Attached my submission here (apologies for unclear and long code), $$$nxt[i][j]$$$ denotes the next $$$mask$$$ (the $$$8$$$ bit number in base $$$5$$$) we get when we perform $$$j^{th}$$$ operation (for example $$$j=0$$$ means AND operation) on mask $$$i$$$. $$$prepow[i]$$$ denotes the value of $$$5^{i}$$$. $$$dist[i]$$$ denotes the min of distance from node $$$i$$$ from all those nodes $$$j$$$ such that $$$dist[j] = 0$$$. Function $$$mask(a,b,c,d,m)$$$ calculates the value of mask given these parameters.

Div1C isn't explained, either. I wrote my soln here

I can write for Div1D, but it isn't much. I came up with the formulas by writing them down on paper, and then it's just idk divide and conquer DP should be able to optimize this.

No need to run a multisource BFS, because we have 256 different initial states a0,a1...a255, and for each node x can be reached by at most one initial state. So BFS 256 times is also correct in complexity.

There is no need, but implementation-wise it doesn't add any complexity.

"

If we construct a directed graph, then it has 5^8 nodes and 4∗5^8 edges"Should not number of edges be 8*4*5^8? For each bit of each node we have 4 outgoing edges and it has 8 bits. So edges = 8*4*5^8.

He is considering an edge from a whole number to some other number. He is not making graphs bitwise, bits are used just to find out the next number possible.

Ok. Thank you

Very nice explanation. Thank you so much. May got bless you with beautiful gf.

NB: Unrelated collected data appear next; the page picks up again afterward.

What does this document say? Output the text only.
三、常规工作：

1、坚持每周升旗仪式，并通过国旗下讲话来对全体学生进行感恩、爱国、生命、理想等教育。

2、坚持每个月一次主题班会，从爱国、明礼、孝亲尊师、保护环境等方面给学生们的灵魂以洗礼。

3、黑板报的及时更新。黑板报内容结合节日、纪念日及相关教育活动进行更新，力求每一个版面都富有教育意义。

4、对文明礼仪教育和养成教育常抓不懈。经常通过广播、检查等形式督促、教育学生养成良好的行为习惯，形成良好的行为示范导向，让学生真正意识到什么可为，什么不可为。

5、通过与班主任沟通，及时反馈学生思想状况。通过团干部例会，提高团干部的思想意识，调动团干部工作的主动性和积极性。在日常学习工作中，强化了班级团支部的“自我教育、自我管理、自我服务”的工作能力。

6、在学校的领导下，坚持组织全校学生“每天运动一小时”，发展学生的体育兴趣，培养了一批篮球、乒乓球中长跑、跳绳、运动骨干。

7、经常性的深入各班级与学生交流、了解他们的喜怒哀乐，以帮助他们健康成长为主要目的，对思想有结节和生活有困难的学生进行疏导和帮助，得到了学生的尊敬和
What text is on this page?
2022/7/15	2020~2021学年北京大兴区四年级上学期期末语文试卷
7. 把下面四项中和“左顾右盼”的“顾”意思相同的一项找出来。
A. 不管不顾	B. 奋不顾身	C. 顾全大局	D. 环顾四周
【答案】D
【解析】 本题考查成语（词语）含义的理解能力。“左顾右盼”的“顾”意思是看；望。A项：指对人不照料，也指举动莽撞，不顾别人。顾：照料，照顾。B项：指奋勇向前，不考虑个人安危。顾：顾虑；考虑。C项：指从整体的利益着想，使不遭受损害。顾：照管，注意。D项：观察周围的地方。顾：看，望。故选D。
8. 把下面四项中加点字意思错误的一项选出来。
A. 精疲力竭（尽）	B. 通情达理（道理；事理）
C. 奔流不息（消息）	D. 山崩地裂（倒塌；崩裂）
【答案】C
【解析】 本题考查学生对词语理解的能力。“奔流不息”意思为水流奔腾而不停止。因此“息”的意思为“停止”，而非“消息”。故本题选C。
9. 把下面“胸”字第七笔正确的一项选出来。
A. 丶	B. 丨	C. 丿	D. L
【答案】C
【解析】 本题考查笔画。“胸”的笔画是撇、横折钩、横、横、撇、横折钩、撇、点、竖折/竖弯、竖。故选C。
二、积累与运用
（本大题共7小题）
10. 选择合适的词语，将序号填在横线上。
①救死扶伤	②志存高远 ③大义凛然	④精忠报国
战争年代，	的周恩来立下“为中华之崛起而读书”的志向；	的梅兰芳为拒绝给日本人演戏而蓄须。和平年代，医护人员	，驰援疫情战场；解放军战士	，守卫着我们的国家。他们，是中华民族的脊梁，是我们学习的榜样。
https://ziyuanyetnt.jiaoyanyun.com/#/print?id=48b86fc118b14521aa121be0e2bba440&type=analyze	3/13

Welcome! I am hoping that I get a beautiful GF very very soon!

Can u add your code following this explanation?

Sure! I've added my code and explanation.

Auto comment: topic has been updated by ShivanshJ (previous revision, new revision, compare).Thank you for the detailed explanation of the problem solution！

Thanks for providing the detailed solution. I am a little bit confused about what "state" means here. Can you please clarify? For example, what does the node/state 01001200 mean?